Dirichlet series as Euler product

Question

I am trying to show the following proposition:

Let $f$ be a multiplicative function and $P$ be the set of prime numbers. Then the Dirichlet series $\sum_{n=1}^\infty f(n)/n^s$ converges to the value $\prod_{p\in P} (\sum_{m=0}^\infty f(p^m)/p^{ms}).$

My try following Serre- A Course in Arithmetic: Let $S$ be a finite set of prime numbers and let $N(S)$ be the set of positive integers all of whose prime factors belong to $S.$ Then $$\sum_{n\in N(S)} f(n)/n^s = \sum \dfrac{f(\prod_{p\in S} p^m)}{(\prod_{p\in S} p^m)^s}=\sum \dfrac{\prod_{p\in S} f(p^m)}{\prod_{p\in S} p^{ms}}=\sum \prod_{p\in S} \dfrac{f(p^m)}{p^{ms}}$$ $$=\prod_{p\in S} \sum_{m=0}^\infty \dfrac{f(p^m)}{p^{ms}}.$$ Then when $S$ increases we have the desired.

My doubts:

1- Why did he introduce the set $S$ and then he extends to infinity? Why can't we just do directly, by the Fundamental Theorem of Arithmetic? I do not see why.

2- After the first equality, the sum is running over what? What is the index of the sum? It is over $m$?

3- Each prime factor of $n\in N(S)$ has different exponents $m_i$. My impression is that Serre did the proof with equal exponents $m.$ I think I am wrong but why?

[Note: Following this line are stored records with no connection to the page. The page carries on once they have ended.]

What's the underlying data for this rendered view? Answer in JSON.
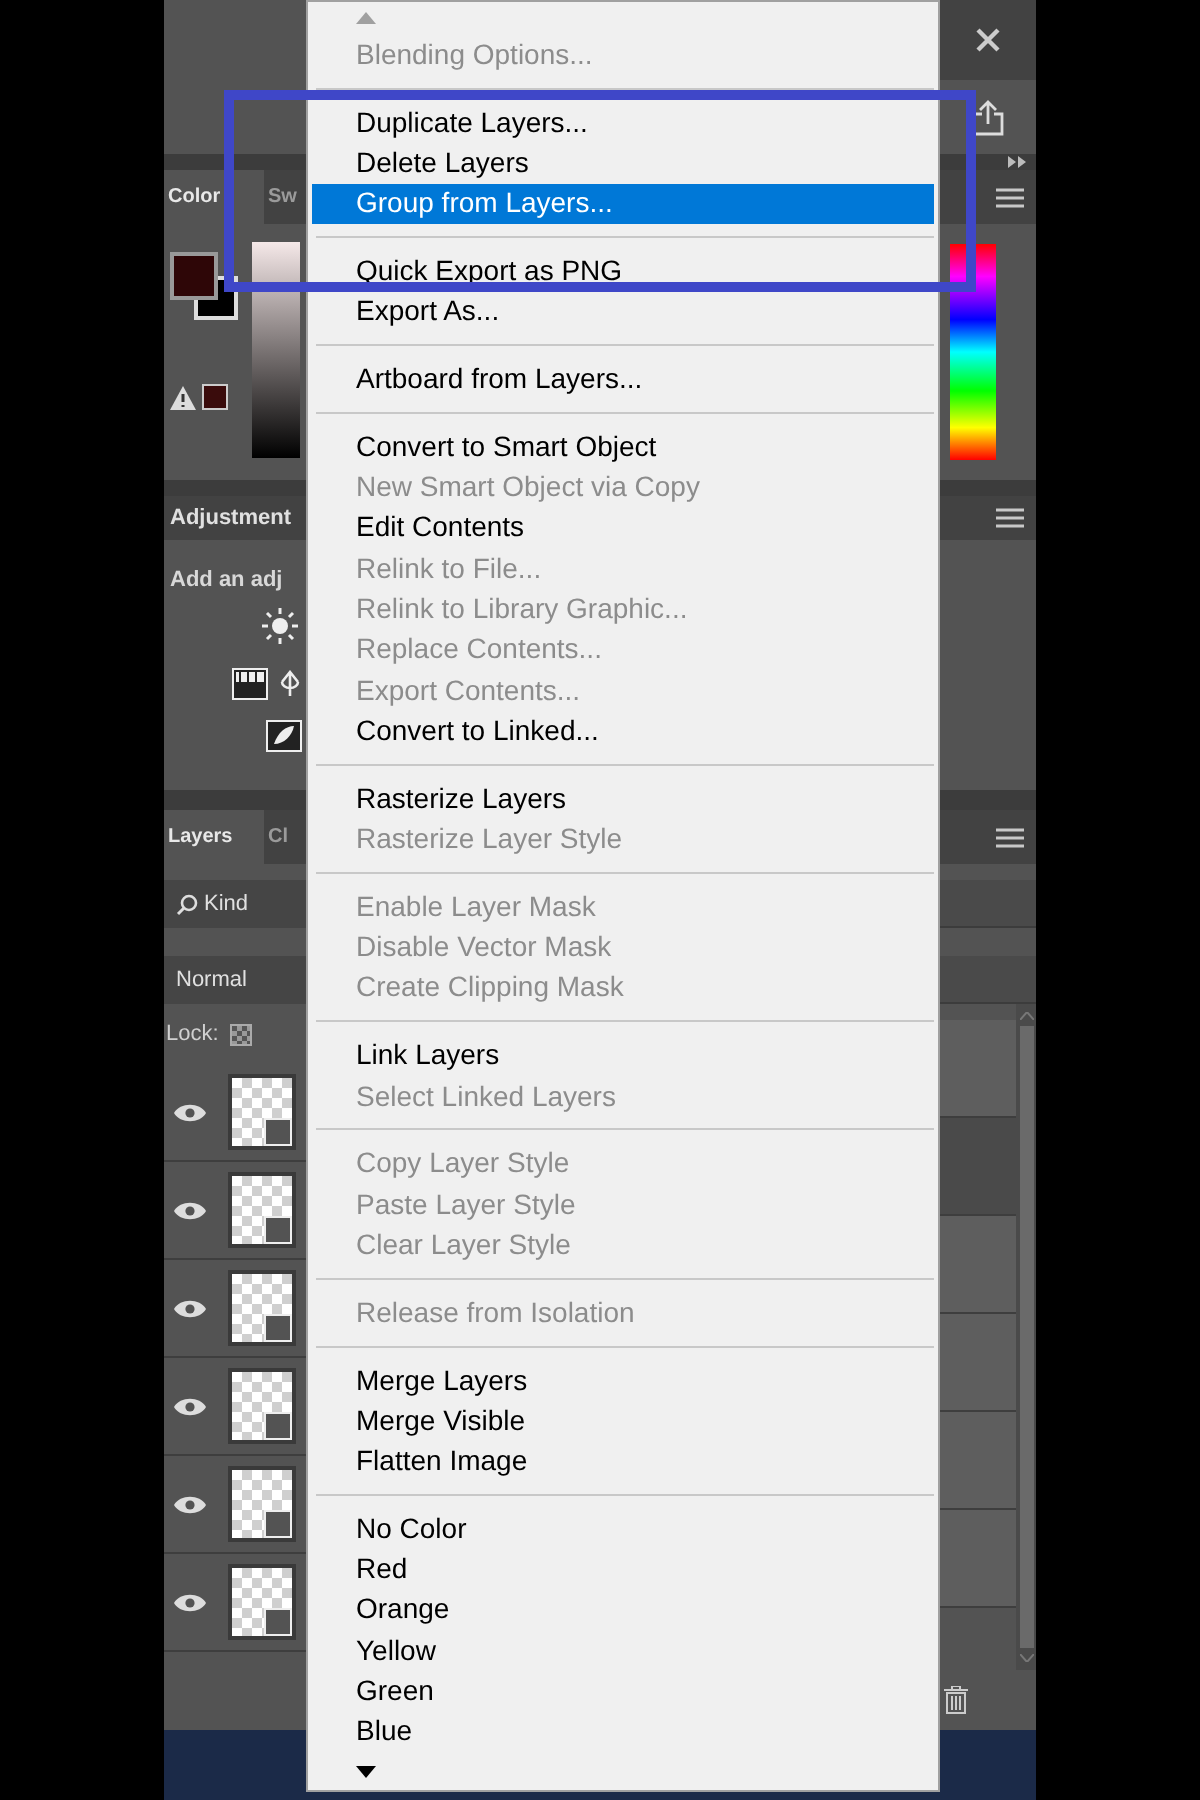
{
  "left_panel": {
    "color_tabs": [
      {
        "label": "Color",
        "selected": true
      },
      {
        "label": "Sw",
        "selected": false
      }
    ],
    "adjustments": {
      "title": "Adjustment",
      "hint": "Add an adj"
    },
    "layers_tabs": [
      {
        "label": "Layers",
        "selected": true
      },
      {
        "label": "Cl",
        "selected": false
      }
    ],
    "filter": {
      "value": "Kind"
    },
    "blend_mode": {
      "value": "Normal"
    },
    "lock_label": "Lock:",
    "layers": [
      {
        "visible": true
      },
      {
        "visible": true
      },
      {
        "visible": true
      },
      {
        "visible": true
      },
      {
        "visible": true
      },
      {
        "visible": true
      }
    ]
  },
  "context_menu": {
    "groups": [
      [
        {
          "label": "Blending Options...",
          "disabled": true,
          "selected": false
        }
      ],
      [
        {
          "label": "Duplicate Layers...",
          "disabled": false,
          "selected": false
        },
        {
          "label": "Delete Layers",
          "disabled": false,
          "selected": false
        },
        {
          "label": "Group from Layers...",
          "disabled": false,
          "selected": true
        }
      ],
      [
        {
          "label": "Quick Export as PNG",
          "disabled": false,
          "selected": false
        },
        {
          "label": "Export As...",
          "disabled": false,
          "selected": false
        }
      ],
      [
        {
          "label": "Artboard from Layers...",
          "disabled": false,
          "selected": false
        }
      ],
      [
        {
          "label": "Convert to Smart Object",
          "disabled": false,
          "selected": false
        },
        {
          "label": "New Smart Object via Copy",
          "disabled": true,
          "selected": false
        },
        {
          "label": "Edit Contents",
          "disabled": false,
          "selected": false
        },
        {
          "label": "Relink to File...",
          "disabled": true,
          "selected": false
        },
        {
          "label": "Relink to Library Graphic...",
          "disabled": true,
          "selected": false
        },
        {
          "label": "Replace Contents...",
          "disabled": true,
          "selected": false
        },
        {
          "label": "Export Contents...",
          "disabled": true,
          "selected": false
        },
        {
          "label": "Convert to Linked...",
          "disabled": false,
          "selected": false
        }
      ],
      [
        {
          "label": "Rasterize Layers",
          "disabled": false,
          "selected": false
        },
        {
          "label": "Rasterize Layer Style",
          "disabled": true,
          "selected": false
        }
      ],
      [
        {
          "label": "Enable Layer Mask",
          "disabled": true,
          "selected": false
        },
        {
          "label": "Disable Vector Mask",
          "disabled": true,
          "selected": false
        },
        {
          "label": "Create Clipping Mask",
          "disabled": true,
          "selected": false
        }
      ],
      [
        {
          "label": "Link Layers",
          "disabled": false,
          "selected": false
        },
        {
          "label": "Select Linked Layers",
          "disabled": true,
          "selected": false
        }
      ],
      [
        {
          "label": "Copy Layer Style",
          "disabled": true,
          "selected": false
        },
        {
          "label": "Paste Layer Style",
          "disabled": true,
          "selected": false
        },
        {
          "label": "Clear Layer Style",
          "disabled": true,
          "selected": false
        }
      ],
      [
        {
          "label": "Release from Isolation",
          "disabled": true,
          "selected": false
        }
      ],
      [
        {
          "label": "Merge Layers",
          "disabled": false,
          "selected": false
        },
        {
          "label": "Merge Visible",
          "disabled": false,
          "selected": false
        },
        {
          "label": "Flatten Image",
          "disabled": false,
          "selected": false
        }
      ],
      [
        {
          "label": "No Color",
          "disabled": false,
          "selected": false
        },
        {
          "label": "Red",
          "disabled": false,
          "selected": false
        },
        {
          "label": "Orange",
          "disabled": false,
          "selected": false
        },
        {
          "label": "Yellow",
          "disabled": false,
          "selected": false
        },
        {
          "label": "Green",
          "disabled": false,
          "selected": false
        },
        {
          "label": "Blue",
          "disabled": false,
          "selected": false
        }
      ]
    ]
  }
}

So it is easy to see that I am confused about that proof. Can anyone help me, please? (Serre says that the equality between the first term and the last term is immediate).

Answer 1

Denote $\mathrm{Re}\left(s\right)=\sigma$ for the complex variable $s\in\mathbb{C}$. I believe you must also assume that $\sum_{n=1}^{\infty}\frac{\vert f\left(n\right)\vert}{n^{\sigma}}<\infty$ for the proposition to hold. Assume this then. For a prime $p$ $$\sum_{m=0}^{\infty}\frac{\vert f\left(p^{m}\right)\vert}{p^{\sigma m}}\le\sum_{n=1}^{\infty}\frac{\vert f\left(n\right)\vert}{n^{\sigma}}<\infty$$by assumption, hence each internal sum in the RHS of your proposition is absolutely convergent. Let $z\in\mathbb{N}$ and $A_z$ be the set of $z$-smooth numbers, that is $$A_z:=\left\{ n\in\mathbb{N}:p\mid n\Rightarrow p\le z\right\} .$$Note that product of finitely many absolutely convergent can be arbitrarily rearranged, and therefore (also since $f$ is multiplicative) $$P_{z}:=\prod_{p\le z}\left(1+\frac{f\left(p\right)}{p^{s}}+\frac{f\left(p\right)}{p^{2s}}+...\right)=\sum_{n\in A_z}\frac{f\left(n\right)}{n^{s}}.$$Therefore we get $$\vert P_{z}-\sum_{n=1}^{\infty}\frac{f\left(n\right)}{n^{s}}\vert\le\sum_{n\notin A_z}\frac{\vert f\left(n\right)\vert}{n^{\sigma}}.$$Observe that if $n\le z$ then $p\mid n\Rightarrow p\le z$, so $n\in A_z$. Thus $$\sum_{n\notin A_z}\frac{\vert f\left(n\right)\vert}{n^{\sigma}}\le\sum_{n>z}\frac{\vert f\left(n\right)\vert}{n^{\sigma}}$$which tends to $0$ as $z\rightarrow\infty$, as a tail of a convergent series. Thus $P_{z}$ tends to $\sum_{n=1}^{\infty}\frac{f\left(n\right)}{n^{s}}$ as $z\rightarrow\infty$ and we're done. Edit - Further discussion regarding your question - here you have two points we need to address - the equality in terms of the arithmetic content, and also the questions regarding the convergence of the infinite product. Regarding the later question, I've addressed this above. Regarding the arithmetic content - After expanding, the generic term is $$\frac{f\left(p_{1}^{k_{1}}\right)f\left(p_{2}^{k_{2}}\right)\cdot...\cdot f\left(p_{m}^{k_{m}}\right)}{\left(p_{1}^{k_{1}}p_{2}^{k_{2}}\cdot...\cdot p_{m}^{k_{m}}\right)^{s}}$$ where $p_{i}\le z$ for all $i\le m$. Since $f$ is multiplicative, this term is of the form $\frac{f\left(n\right)}{n^{s}}$ where $n \in A_z$. Moreover, this correspondence between products of prime powers and positive integers $n$ is one-to-one, in view of the fundamental theorem of arithmetic. This explains the former.